А вот уже и пыльная, истоптанная трава выгона. Тут, на отлёте, на самом ходу, пристроился со своим столиком квасник. Толпа валит и валит мимо, многие на ходу пьют у него. И он потен, красен, с расстёгнутым воротом, с картузом на затылок, радостно замучен своим призывным криком и бойкой торговлей. Не прекращая кричать, он то и дело с треском раскупоривает бутылки, озабоченно отсчитывает сдачу медяками, а сам бьёт сапогом двух красных петухов, сцепившихся под его столиком.
И с каждым шагом вперёд все растет теснота — от народа, от телег, от скотины: поминутно спотыкаешься на связанных овец, лежащих на земле среди пыли и навоза, опасливо пробираешься между рогатой скотиной, жмёшься возле лошадиных задов.
Вот даже и совсем надо остановиться, — ходу дальше нет: в расступившемся кругу тесной толпы идет бешеный торг.
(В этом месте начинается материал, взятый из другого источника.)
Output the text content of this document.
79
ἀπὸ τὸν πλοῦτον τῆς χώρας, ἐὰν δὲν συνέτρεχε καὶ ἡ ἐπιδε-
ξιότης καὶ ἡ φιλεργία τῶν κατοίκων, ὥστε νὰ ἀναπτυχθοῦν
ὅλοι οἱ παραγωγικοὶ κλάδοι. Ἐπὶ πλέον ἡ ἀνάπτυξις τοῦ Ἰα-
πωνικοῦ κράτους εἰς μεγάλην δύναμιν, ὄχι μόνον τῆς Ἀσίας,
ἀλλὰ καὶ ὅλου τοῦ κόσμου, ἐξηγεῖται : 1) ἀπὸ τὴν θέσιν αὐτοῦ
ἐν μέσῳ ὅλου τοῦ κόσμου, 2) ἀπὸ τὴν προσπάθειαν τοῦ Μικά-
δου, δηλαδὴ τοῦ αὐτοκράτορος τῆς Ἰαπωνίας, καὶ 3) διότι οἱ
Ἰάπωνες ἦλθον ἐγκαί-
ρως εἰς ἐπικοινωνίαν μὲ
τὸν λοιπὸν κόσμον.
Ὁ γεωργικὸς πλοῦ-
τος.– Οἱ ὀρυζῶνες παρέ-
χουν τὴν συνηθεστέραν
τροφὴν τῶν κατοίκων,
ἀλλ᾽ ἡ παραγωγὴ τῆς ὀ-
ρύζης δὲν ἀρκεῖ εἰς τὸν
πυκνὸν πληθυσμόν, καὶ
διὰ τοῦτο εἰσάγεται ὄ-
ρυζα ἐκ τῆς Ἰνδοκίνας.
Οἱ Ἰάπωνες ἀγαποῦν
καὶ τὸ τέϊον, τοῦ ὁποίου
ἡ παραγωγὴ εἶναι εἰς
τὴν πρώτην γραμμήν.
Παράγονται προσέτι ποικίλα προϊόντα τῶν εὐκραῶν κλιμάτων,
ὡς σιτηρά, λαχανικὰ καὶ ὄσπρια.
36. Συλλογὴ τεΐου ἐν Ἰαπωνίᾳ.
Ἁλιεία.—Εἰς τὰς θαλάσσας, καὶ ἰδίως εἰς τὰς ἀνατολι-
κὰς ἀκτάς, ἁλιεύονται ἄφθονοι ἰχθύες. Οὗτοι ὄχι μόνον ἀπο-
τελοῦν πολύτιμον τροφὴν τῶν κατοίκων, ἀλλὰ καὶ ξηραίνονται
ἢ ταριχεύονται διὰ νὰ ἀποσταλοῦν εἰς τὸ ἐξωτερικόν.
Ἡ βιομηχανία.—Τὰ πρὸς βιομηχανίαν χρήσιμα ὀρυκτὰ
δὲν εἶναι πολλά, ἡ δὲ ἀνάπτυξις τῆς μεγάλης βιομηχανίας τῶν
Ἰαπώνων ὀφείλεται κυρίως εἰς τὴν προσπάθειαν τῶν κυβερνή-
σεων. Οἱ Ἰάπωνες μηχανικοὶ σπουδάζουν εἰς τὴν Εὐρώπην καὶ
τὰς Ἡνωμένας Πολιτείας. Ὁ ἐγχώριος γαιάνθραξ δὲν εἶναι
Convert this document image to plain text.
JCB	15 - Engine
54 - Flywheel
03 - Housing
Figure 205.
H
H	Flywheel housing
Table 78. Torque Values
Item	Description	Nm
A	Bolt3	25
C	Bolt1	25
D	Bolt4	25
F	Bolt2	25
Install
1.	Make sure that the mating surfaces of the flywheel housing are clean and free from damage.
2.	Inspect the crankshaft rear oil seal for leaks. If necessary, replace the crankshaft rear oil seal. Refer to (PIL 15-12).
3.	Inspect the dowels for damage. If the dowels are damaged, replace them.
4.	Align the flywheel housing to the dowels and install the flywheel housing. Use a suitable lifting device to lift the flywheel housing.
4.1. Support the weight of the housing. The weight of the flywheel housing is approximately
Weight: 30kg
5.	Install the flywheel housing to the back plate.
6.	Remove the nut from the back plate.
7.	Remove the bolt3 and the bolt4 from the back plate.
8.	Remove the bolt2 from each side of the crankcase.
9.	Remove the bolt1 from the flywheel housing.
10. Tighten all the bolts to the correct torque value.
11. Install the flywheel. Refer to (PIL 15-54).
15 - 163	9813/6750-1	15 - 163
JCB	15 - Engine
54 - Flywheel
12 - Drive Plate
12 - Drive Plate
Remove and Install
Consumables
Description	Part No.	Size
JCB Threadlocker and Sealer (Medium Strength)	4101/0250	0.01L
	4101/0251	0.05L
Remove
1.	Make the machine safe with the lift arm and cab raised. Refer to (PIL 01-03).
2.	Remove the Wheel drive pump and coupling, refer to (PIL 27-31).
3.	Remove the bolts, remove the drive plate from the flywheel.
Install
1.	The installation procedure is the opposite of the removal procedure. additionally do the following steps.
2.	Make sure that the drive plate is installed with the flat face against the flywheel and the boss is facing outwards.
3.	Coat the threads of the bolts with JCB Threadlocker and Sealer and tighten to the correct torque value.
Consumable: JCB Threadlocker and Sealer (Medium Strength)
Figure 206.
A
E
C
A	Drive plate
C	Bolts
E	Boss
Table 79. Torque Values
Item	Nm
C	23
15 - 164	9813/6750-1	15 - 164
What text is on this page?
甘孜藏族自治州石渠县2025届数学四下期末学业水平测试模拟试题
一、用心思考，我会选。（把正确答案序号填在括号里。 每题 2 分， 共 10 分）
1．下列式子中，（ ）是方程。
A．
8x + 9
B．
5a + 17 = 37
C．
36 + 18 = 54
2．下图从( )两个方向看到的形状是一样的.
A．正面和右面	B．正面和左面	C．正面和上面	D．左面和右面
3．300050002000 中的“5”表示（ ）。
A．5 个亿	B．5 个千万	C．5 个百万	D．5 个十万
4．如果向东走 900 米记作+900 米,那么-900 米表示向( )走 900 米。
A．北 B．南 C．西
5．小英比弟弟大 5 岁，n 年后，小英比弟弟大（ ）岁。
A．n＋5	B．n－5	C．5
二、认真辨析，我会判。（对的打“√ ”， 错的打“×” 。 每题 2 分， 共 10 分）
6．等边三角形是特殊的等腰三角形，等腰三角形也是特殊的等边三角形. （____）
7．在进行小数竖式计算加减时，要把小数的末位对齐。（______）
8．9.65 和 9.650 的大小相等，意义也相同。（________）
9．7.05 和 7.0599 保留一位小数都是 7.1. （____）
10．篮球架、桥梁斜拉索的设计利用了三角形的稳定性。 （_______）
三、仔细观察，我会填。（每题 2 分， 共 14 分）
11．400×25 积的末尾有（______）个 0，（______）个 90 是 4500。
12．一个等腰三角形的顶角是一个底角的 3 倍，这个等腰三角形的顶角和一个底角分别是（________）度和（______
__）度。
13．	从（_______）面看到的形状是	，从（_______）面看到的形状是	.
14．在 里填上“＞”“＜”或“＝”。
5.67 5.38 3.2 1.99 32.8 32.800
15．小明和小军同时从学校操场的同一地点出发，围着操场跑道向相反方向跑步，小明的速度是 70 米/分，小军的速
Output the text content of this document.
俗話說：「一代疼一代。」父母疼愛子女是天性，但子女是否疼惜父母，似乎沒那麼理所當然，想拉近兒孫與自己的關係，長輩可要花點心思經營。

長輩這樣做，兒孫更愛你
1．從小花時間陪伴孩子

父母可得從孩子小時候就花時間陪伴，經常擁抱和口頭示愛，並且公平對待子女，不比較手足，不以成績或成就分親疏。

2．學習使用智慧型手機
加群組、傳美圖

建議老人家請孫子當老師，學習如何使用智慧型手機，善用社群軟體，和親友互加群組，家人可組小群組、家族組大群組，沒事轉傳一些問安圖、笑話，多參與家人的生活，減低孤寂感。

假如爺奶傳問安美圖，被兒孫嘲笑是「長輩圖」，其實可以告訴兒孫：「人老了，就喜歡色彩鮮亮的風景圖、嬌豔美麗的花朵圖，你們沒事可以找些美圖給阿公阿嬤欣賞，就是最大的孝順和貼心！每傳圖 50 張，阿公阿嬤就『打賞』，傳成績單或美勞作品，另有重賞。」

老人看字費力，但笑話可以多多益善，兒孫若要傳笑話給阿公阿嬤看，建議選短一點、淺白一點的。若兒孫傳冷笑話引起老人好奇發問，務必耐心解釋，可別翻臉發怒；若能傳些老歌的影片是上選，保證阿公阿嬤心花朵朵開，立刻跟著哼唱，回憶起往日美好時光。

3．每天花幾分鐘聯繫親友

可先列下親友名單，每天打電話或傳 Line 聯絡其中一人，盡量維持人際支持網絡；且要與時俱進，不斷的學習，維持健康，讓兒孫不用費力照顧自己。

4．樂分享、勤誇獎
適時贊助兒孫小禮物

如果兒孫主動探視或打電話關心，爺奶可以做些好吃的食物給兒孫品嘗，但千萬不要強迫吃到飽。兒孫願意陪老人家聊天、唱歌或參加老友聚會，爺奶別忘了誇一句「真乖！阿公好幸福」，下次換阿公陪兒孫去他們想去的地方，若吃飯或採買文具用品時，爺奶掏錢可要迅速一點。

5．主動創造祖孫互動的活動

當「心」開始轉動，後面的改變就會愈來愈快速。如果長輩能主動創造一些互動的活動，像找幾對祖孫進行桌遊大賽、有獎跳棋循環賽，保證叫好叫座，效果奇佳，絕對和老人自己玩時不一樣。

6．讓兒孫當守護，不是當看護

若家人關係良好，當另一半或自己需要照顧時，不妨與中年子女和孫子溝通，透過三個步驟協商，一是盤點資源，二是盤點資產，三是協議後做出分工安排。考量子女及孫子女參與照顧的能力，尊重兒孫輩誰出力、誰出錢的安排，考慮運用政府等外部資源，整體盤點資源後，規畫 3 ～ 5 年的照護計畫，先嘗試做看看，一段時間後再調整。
Торгуют всего-навсего мужицкую лошадёнку с лёгким дрожащим хвостом. Но какая горячка, сколько крику! Как яростно носится, держа эту лошадёнку за повод и поминутно с диким и вызывающим видом оборачиваясь на зрителей, цыган со смольной бородкой, с чёрно-золотыми глазами!
Он в расстёгнутой жилетке поверх лиловой рубахи, в плисовых шароварах, одна штанина выпала из-за голенища.
— По душам сказал — бери! — кричит он. На него смотрят: пузатый седой барышник с серебряными брелоками на часах, затягивающийся из серебряного мундштука, и мелкопоместный барин в белом картузе, в чёрной поддевке и серых штанах навыпуск.
— По душам сказал, душевно говорю! — сипло кричит цыган, круто заворачивая и осаживая сразу на все ноги лошадёнку. — По душам сказал — бери! Ну, сто монет — и пойдем жижку пить! Зимой приеду, угощать станешь, хлеб-соль дашь!
— Вот что, — кричит барышник, — по божьему, по-хорошему, по-любовному, с весёлым сердцем: шесть красных — и кончайте! Лошадь работница! Не сопата, не горбата, животом не надорвата!
— Я лошадь не корю, — кричит барин. — Я лошадь принимаю!
— Лошадь дурить нельзя! — подхватывают в толпе.
— Дай бог дитё такое! — кричит цыган.
— Ну, и молитесь! Его святая воля!
— Ну, была б жива-здорова!
— Господи благослави! Кончайте! Крестятся, яростно бьют по рукам, но барин кричит:
— Пять красных и магарыч мой!
И цыган бешено плюёт:
— Тьфу! Сахаром тебе в уста, огнём из заду, этот магарыч твой! Что с тобой говорить, только кровь гадить! Спешно подходит с высокой палкой в руке старый цыган, лицо которого точно со старой медной медали.
— Стой! Что за шум, а драки нету? — кричит он. — Стой, я вас помирю! И торг начинается опять сначала, закипает с новым ожесточением.